International space station revolves around the earth in an orbit with tangential velocity 7.66 km/s In which orbit does it revolve?

Given : Tangential velocity `v_(c)=7.66` km/s
=7660 m/s
We know that , Gravitational constant (G)
`=6.67xx10^(-11)Nm^(2)//kg^(2)`
mass of earth (M)= `6xx10^(24)"kg"` ,
radius of earth (R)=6400 km
= `6400xx10^(3)`
To find : type of orbit [i.e ., Height of the orbit above the earth 's surface(h)]

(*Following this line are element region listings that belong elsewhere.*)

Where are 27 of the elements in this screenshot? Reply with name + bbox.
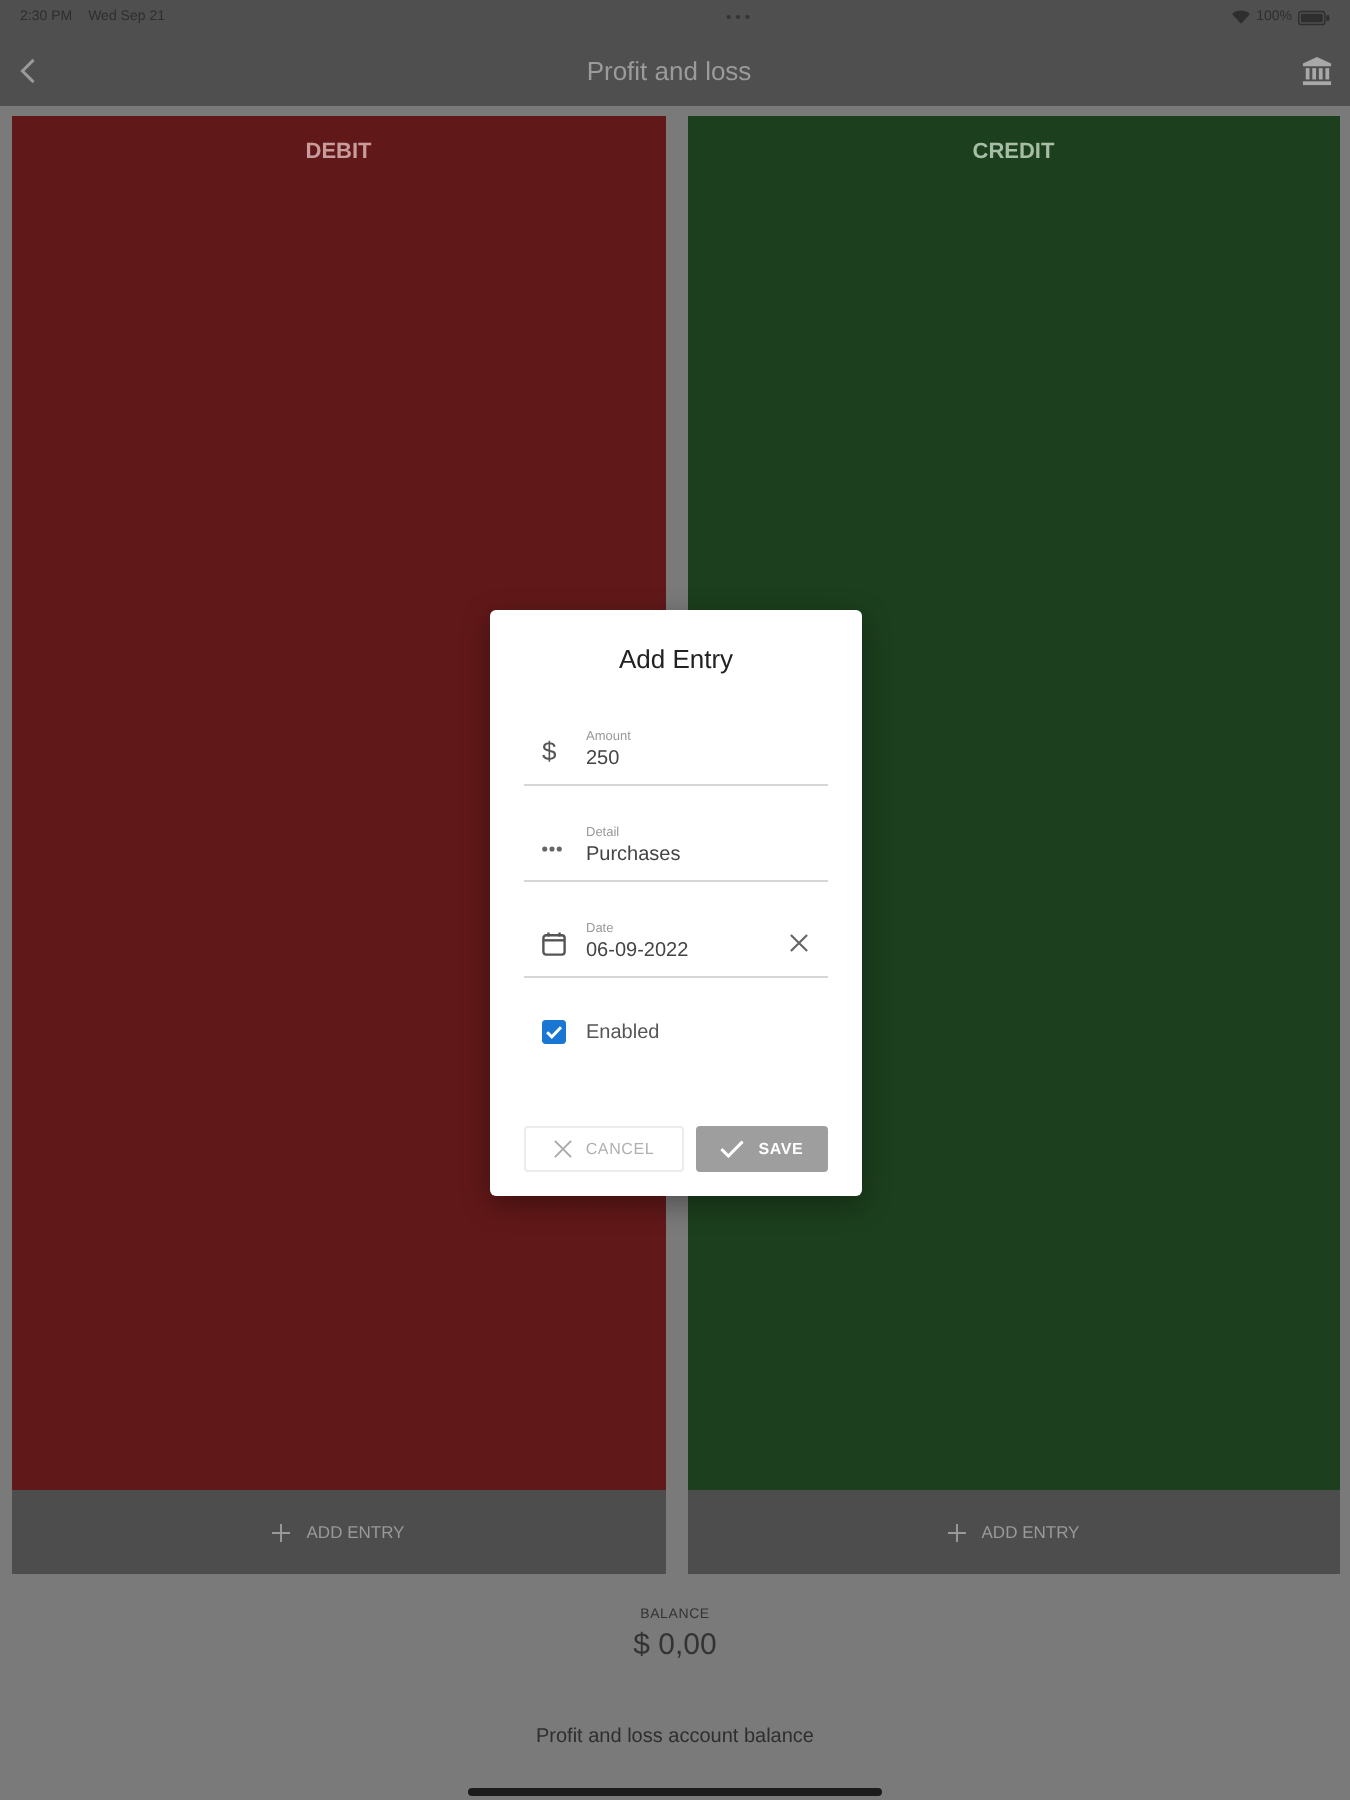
cancel-button[interactable]: CANCEL — [524, 1126, 684, 1172]
back-chevron-icon[interactable] — [20, 57, 36, 83]
bank-icon[interactable] — [1302, 55, 1332, 85]
footer-caption: Profit and loss account balance — [536, 1726, 814, 1748]
add-entry-button[interactable]: ADD ENTRY — [12, 1490, 665, 1574]
checkbox-label: Enabled — [586, 1021, 660, 1043]
plus-icon — [947, 1523, 966, 1541]
checkbox[interactable] — [542, 1020, 566, 1044]
check-icon — [720, 1140, 745, 1158]
clear-icon[interactable] — [790, 934, 808, 952]
dollar-icon: $ — [542, 738, 557, 766]
field-value: 250 — [586, 746, 622, 772]
plus-icon — [272, 1523, 291, 1541]
calendar-icon — [542, 932, 566, 956]
close-icon — [553, 1140, 572, 1158]
field-value: 06-09-2022 — [586, 938, 691, 964]
battery-icon — [1297, 9, 1330, 25]
save-button[interactable]: SAVE — [696, 1126, 828, 1172]
dialog-title: Add Entry — [618, 644, 734, 674]
column-title: DEBIT — [305, 140, 372, 166]
dots-icon — [542, 845, 562, 851]
add-entry-button[interactable]: ADD ENTRY — [687, 1490, 1340, 1574]
page-title: Profit and loss — [586, 55, 752, 85]
balance-value: $ 0,00 — [633, 1628, 717, 1662]
wifi-icon — [1232, 10, 1251, 24]
column-title: CREDIT — [972, 140, 1055, 166]
field-value: Purchases — [586, 842, 683, 868]
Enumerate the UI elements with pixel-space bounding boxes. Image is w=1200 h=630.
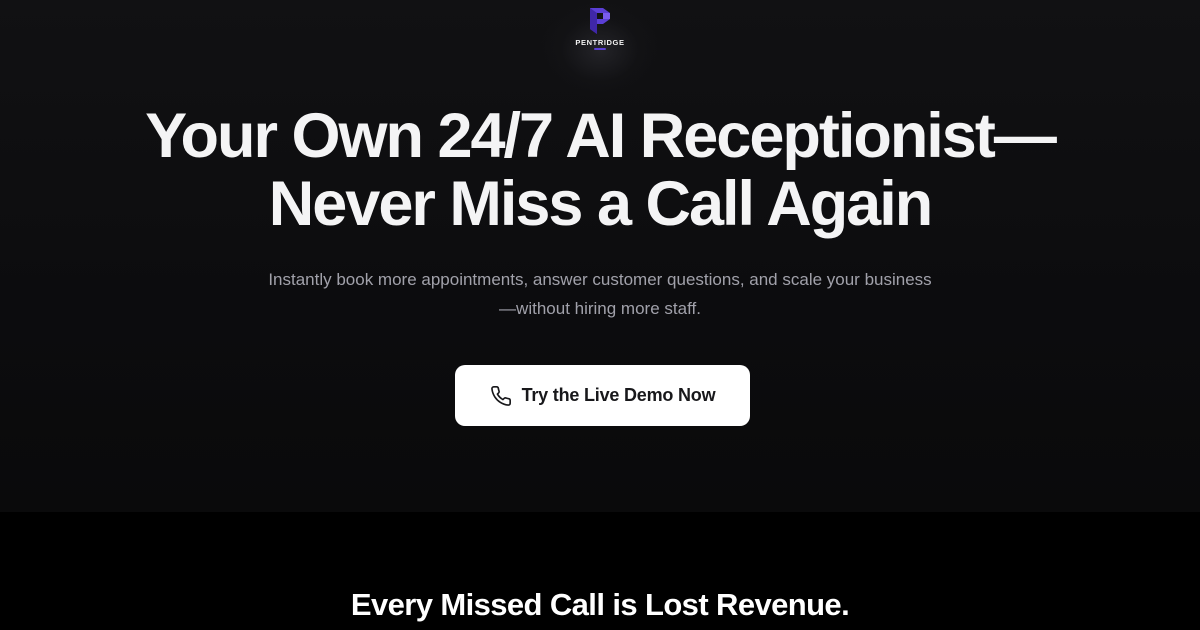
try-live-demo-button[interactable]: Try the Live Demo Now [455, 365, 750, 426]
try-live-demo-label: Try the Live Demo Now [521, 385, 716, 405]
hero-subheadline-line-1: Instantly book more appointments, answer… [268, 270, 932, 289]
phone-icon [490, 385, 511, 406]
brand-underline [594, 48, 606, 50]
brand-logo[interactable]: PENTRIDGE [570, 6, 630, 62]
hero-subheadline: Instantly book more appointments, answer… [240, 265, 960, 323]
hero-headline: Your Own 24/7 AI Receptionist— Never Mis… [100, 102, 1100, 238]
pentridge-p-logo-icon [590, 8, 610, 34]
hero-headline-line-2: Never Miss a Call Again [268, 169, 933, 239]
section-title-lost-revenue: Every Missed Call is Lost Revenue. [350, 587, 850, 622]
brand-name: PENTRIDGE [575, 38, 625, 47]
hero-subheadline-line-2: —without hiring more staff. [499, 299, 701, 318]
hero-headline-line-1: Your Own 24/7 AI Receptionist— [145, 101, 1057, 171]
hero-section: PENTRIDGE Your Own 24/7 AI Receptionist—… [0, 0, 1200, 512]
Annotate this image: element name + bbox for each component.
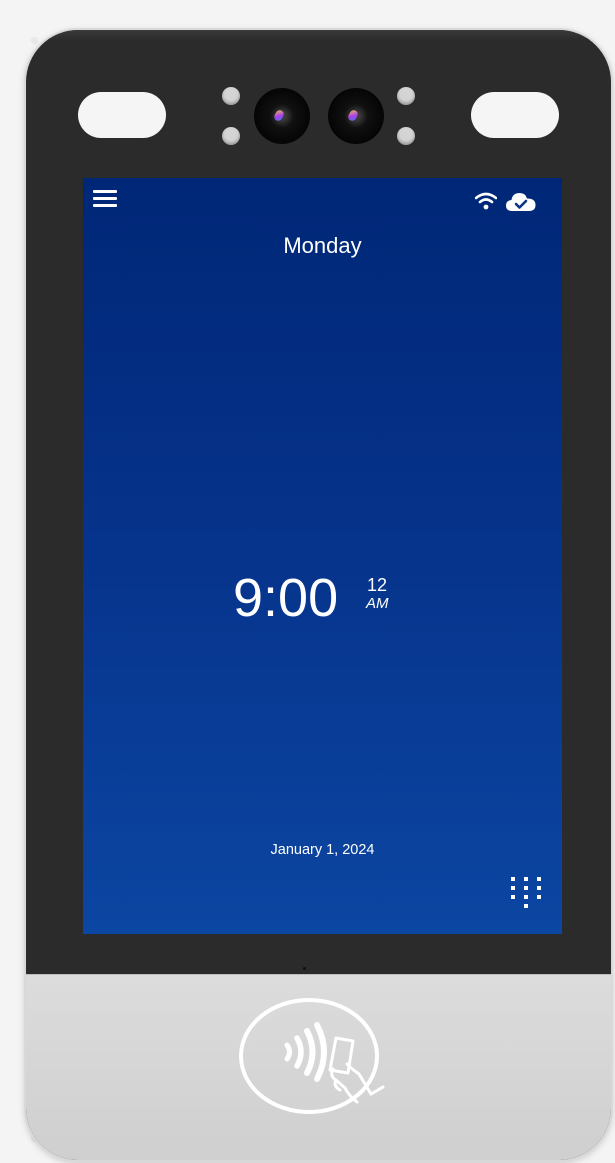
day-of-week: Monday — [283, 233, 362, 258]
display-screen: Monday 9:00 12 AM January 1, 2024 — [83, 178, 562, 934]
card-reader-panel — [26, 974, 611, 1160]
bezel-top-edge — [26, 30, 611, 40]
clock-seconds: 12 — [367, 575, 388, 595]
camera-lens-right — [328, 88, 384, 144]
indicator-light — [397, 127, 415, 145]
clock-time: 9:00 — [233, 568, 339, 628]
indicator-light — [397, 87, 415, 105]
cloud-check-icon — [506, 193, 536, 211]
current-date: January 1, 2024 — [270, 842, 375, 858]
contactless-card-icon — [239, 998, 385, 1114]
clock-period: AM — [366, 595, 389, 612]
menu-icon[interactable] — [93, 190, 117, 210]
right-sensor-window — [471, 92, 559, 138]
indicator-light — [222, 87, 240, 105]
camera-lens-left — [254, 88, 310, 144]
speaker-hole — [303, 967, 306, 970]
terminal-device: Monday 9:00 12 AM January 1, 2024 — [26, 30, 611, 1160]
wifi-icon — [475, 192, 497, 210]
keypad-icon[interactable] — [508, 874, 544, 914]
left-sensor-window — [78, 92, 166, 138]
indicator-light — [222, 127, 240, 145]
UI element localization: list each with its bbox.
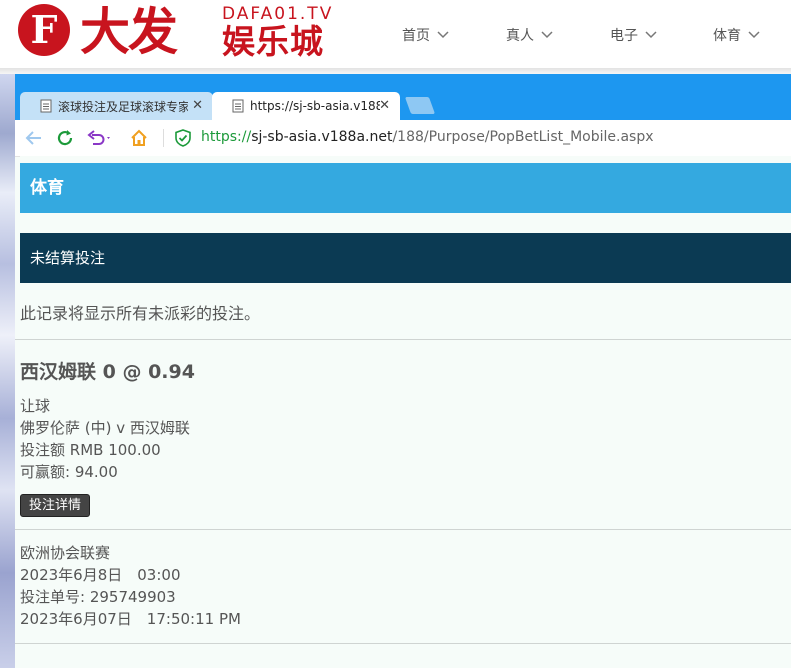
new-tab-button[interactable] xyxy=(404,97,436,114)
home-icon[interactable] xyxy=(130,129,148,147)
close-icon[interactable]: ✕ xyxy=(379,99,390,113)
chevron-down-icon xyxy=(645,31,657,39)
open-bets-header: 未结算投注 xyxy=(20,233,791,283)
chevron-down-icon xyxy=(748,31,760,39)
url-scheme: https:// xyxy=(201,129,252,145)
address-bar: https://sj-sb-asia.v188a.net/188/Purpose… xyxy=(15,120,791,157)
open-bets-note: 此记录将显示所有未派彩的投注。 xyxy=(20,304,261,323)
bet-stake: 投注额 RMB 100.00 xyxy=(20,441,161,459)
logo-domain: DAFA01.TV xyxy=(222,4,334,24)
toolbar-separator xyxy=(163,129,164,147)
page-icon xyxy=(40,99,52,113)
nav-item-live[interactable]: 真人 xyxy=(506,25,553,45)
url-field[interactable]: https://sj-sb-asia.v188a.net/188/Purpose… xyxy=(201,129,654,145)
close-icon[interactable]: ✕ xyxy=(192,99,203,113)
nav-item-label: 真人 xyxy=(506,28,534,44)
page-content: 体育 未结算投注 此记录将显示所有未派彩的投注。 西汉姆联 0 @ 0.94 让… xyxy=(15,156,791,668)
nav-item-label: 首页 xyxy=(402,28,430,44)
logo-emblem-letter: F xyxy=(30,7,58,52)
logo-wordmark: 大发 xyxy=(80,3,178,61)
section-title: 体育 xyxy=(20,163,791,213)
tab-title: 滚球投注及足球滚球专家 xyxy=(58,99,188,114)
nav-item-label: 电子 xyxy=(610,28,638,44)
divider xyxy=(15,339,791,340)
tab-betlist[interactable]: https://sj-sb-asia.v188a.net ✕ xyxy=(212,92,400,120)
tab-strip: 滚球投注及足球滚球专家 ✕ https://sj-sb-asia.v188a.n… xyxy=(15,74,791,120)
nav-item-sports[interactable]: 体育 xyxy=(713,25,760,45)
logo-subtitle: 娱乐城 xyxy=(222,22,324,61)
divider xyxy=(15,529,791,530)
bet-payout: 可赢额: 94.00 xyxy=(20,463,118,481)
undo-icon[interactable] xyxy=(87,129,113,147)
bet-details-button[interactable]: 投注详情 xyxy=(20,494,91,517)
tab-inplay-betting[interactable]: 滚球投注及足球滚球专家 ✕ xyxy=(20,92,213,120)
bet-league: 欧洲协会联赛 xyxy=(20,544,111,562)
refresh-icon[interactable] xyxy=(56,129,74,147)
bet-kickoff: 2023年6月8日 03:00 xyxy=(20,566,181,584)
shield-icon[interactable] xyxy=(174,129,192,147)
background-artwork xyxy=(0,74,15,668)
chevron-down-icon xyxy=(541,31,553,39)
bet-market: 让球 xyxy=(20,397,51,415)
site-header: F 大发 DAFA01.TV 娱乐城 首页 真人 电子 体育 xyxy=(0,0,791,70)
site-logo[interactable]: F 大发 DAFA01.TV 娱乐城 xyxy=(18,2,348,64)
top-nav: 首页 真人 电子 体育 xyxy=(402,25,791,45)
nav-item-home[interactable]: 首页 xyxy=(402,25,449,45)
bet-ticket-number: 投注单号: 295749903 xyxy=(20,588,176,606)
nav-item-slots[interactable]: 电子 xyxy=(610,25,657,45)
chevron-down-icon xyxy=(437,31,449,39)
url-host: sj-sb-asia.v188a.net xyxy=(251,129,393,145)
bet-title: 西汉姆联 0 @ 0.94 xyxy=(20,361,195,383)
bet-match: 佛罗伦萨 (中) v 西汉姆联 xyxy=(20,419,190,437)
nav-item-label: 体育 xyxy=(713,28,741,44)
back-icon[interactable] xyxy=(25,129,43,147)
page-icon xyxy=(232,99,244,113)
divider xyxy=(15,643,791,644)
tab-title: https://sj-sb-asia.v188a.net xyxy=(250,99,380,113)
url-path: /188/Purpose/PopBetList_Mobile.aspx xyxy=(392,129,654,145)
browser-window: 滚球投注及足球滚球专家 ✕ https://sj-sb-asia.v188a.n… xyxy=(15,74,791,668)
bet-placed-time: 2023年6月07日 17:50:11 PM xyxy=(20,610,241,628)
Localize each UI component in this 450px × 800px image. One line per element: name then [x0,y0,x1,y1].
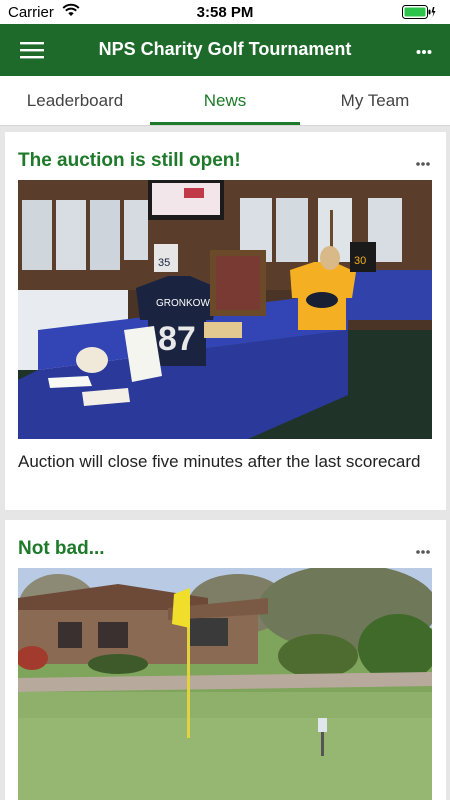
card-header: The auction is still open! [5,132,446,180]
post-title: The auction is still open! [18,150,241,171]
small-jersey-2: 30 [354,255,366,267]
post-body: Auction will close five minutes after th… [18,452,421,471]
tab-bar: Leaderboard News My Team [0,76,450,126]
more-icon[interactable] [416,154,430,172]
app-bar: NPS Charity Golf Tournament [0,24,450,76]
status-bar: Carrier 3:58 PM [0,0,450,24]
auction-room-photo[interactable]: GRONKOWSKI 87 35 30 [18,180,432,439]
news-feed: The auction is still open! GRONKOWSKI 87… [0,126,450,800]
tab-leaderboard[interactable]: Leaderboard [0,76,150,125]
battery-icon [402,5,436,23]
more-icon[interactable] [416,542,430,560]
small-jersey-1: 35 [158,257,170,269]
golf-green-photo[interactable] [18,568,432,800]
app-title: NPS Charity Golf Tournament [98,39,352,59]
news-card[interactable]: Not bad... [5,520,446,800]
menu-icon[interactable] [18,39,48,61]
more-icon[interactable] [416,42,432,60]
tab-news[interactable]: News [150,76,300,125]
news-card[interactable]: The auction is still open! GRONKOWSKI 87… [5,132,446,510]
clock: 3:58 PM [196,4,254,21]
jersey-number: 87 [158,320,196,358]
tab-my-team[interactable]: My Team [300,76,450,125]
post-title: Not bad... [18,538,105,559]
card-header: Not bad... [5,520,446,568]
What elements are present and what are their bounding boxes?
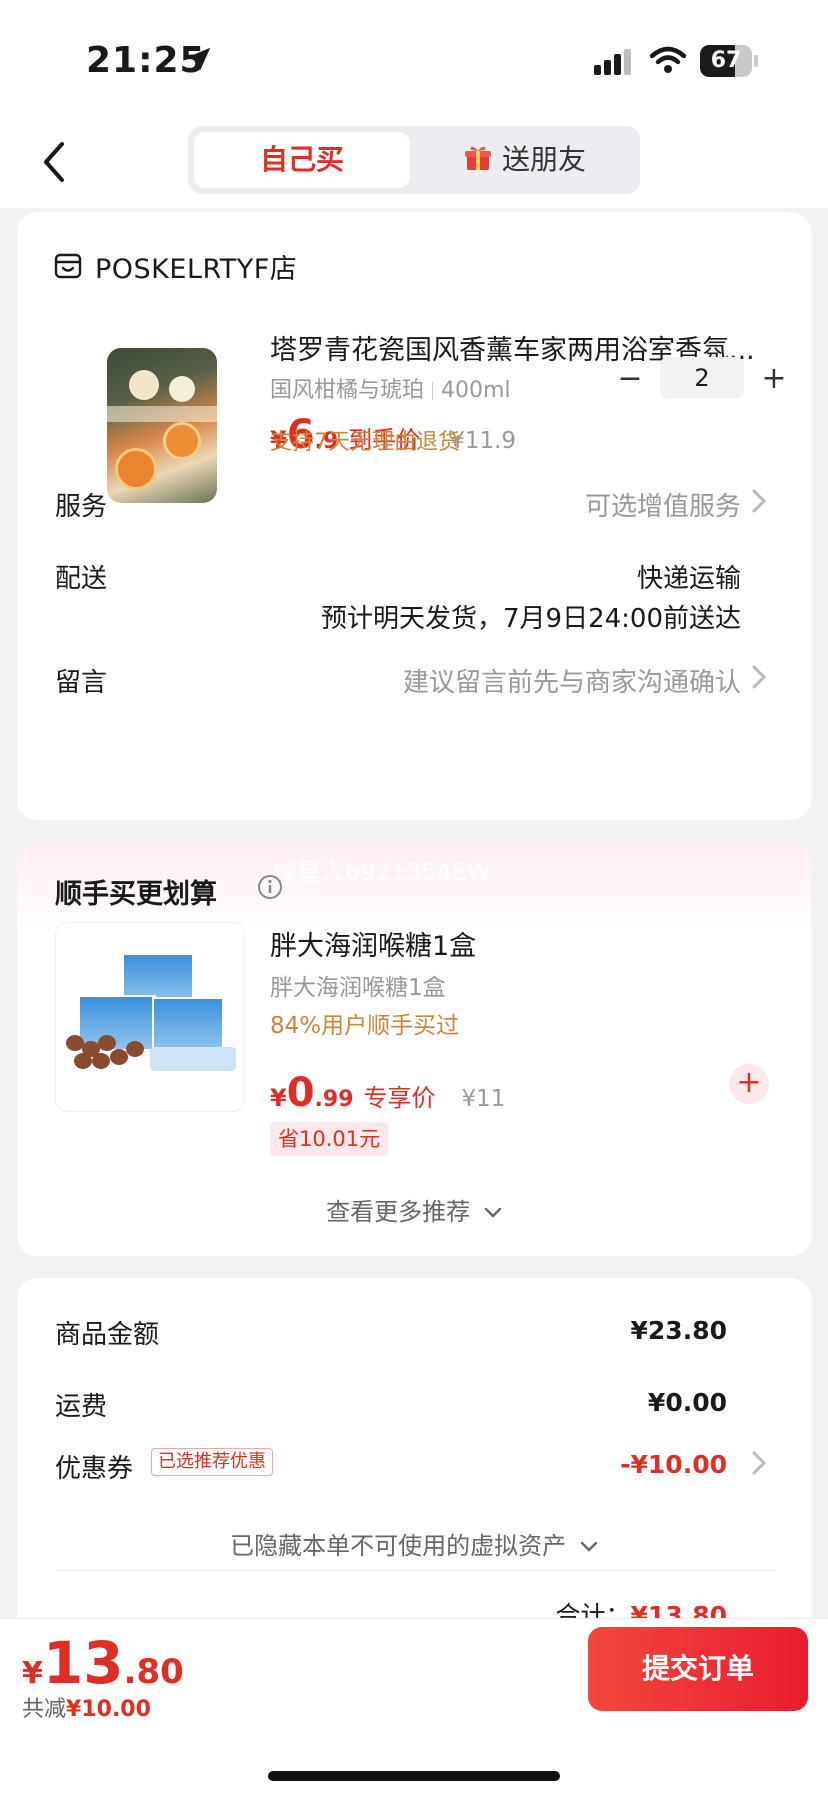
submit-order-button[interactable]: 提交订单 (588, 1627, 808, 1711)
tab-send-to-friend[interactable]: 送朋友 (416, 132, 634, 188)
divider (55, 1570, 775, 1571)
hidden-assets-toggle[interactable]: 已隐藏本单不可使用的虚拟资产 (17, 1526, 811, 1561)
coupon-value[interactable]: -¥10.00 (620, 1450, 727, 1479)
signal-icon (594, 49, 631, 75)
original-price: ¥11 (461, 1086, 506, 1112)
addon-popularity: 84%用户顺手买过 (270, 1013, 460, 1039)
watermark: 慢星人6921354EW (273, 858, 491, 886)
chevron-left-icon[interactable] (40, 140, 70, 184)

Formula : `v_(c)=sqrt((GM)/(R+h))`
Calculation : From formual, `v_(c)^(2)=(GM)/(R+h)`
`therefore" " R+h=(GM)/(v_(c)^(2))`
`=(6.67xx10^(-11)xx5xx10^(24))/((7660)^(2))`
`=(6.67xx6)/(7660xx7660)xx10^(13)`
`=(40.02)/(7660xx7660)xx10^(13)`
`=6.820xx10^(6)`
`therefore" " h=(6820xx10^(3))-R`
`=(6820-6400)xx10^(3)`
`=420xx10^(3)m=420"km"`
Hence , the height of the orbit is 420 km above the earth's surface . This implies that , the international space station revolves in low earth orbit.
The international space station revolves in low earth orbit.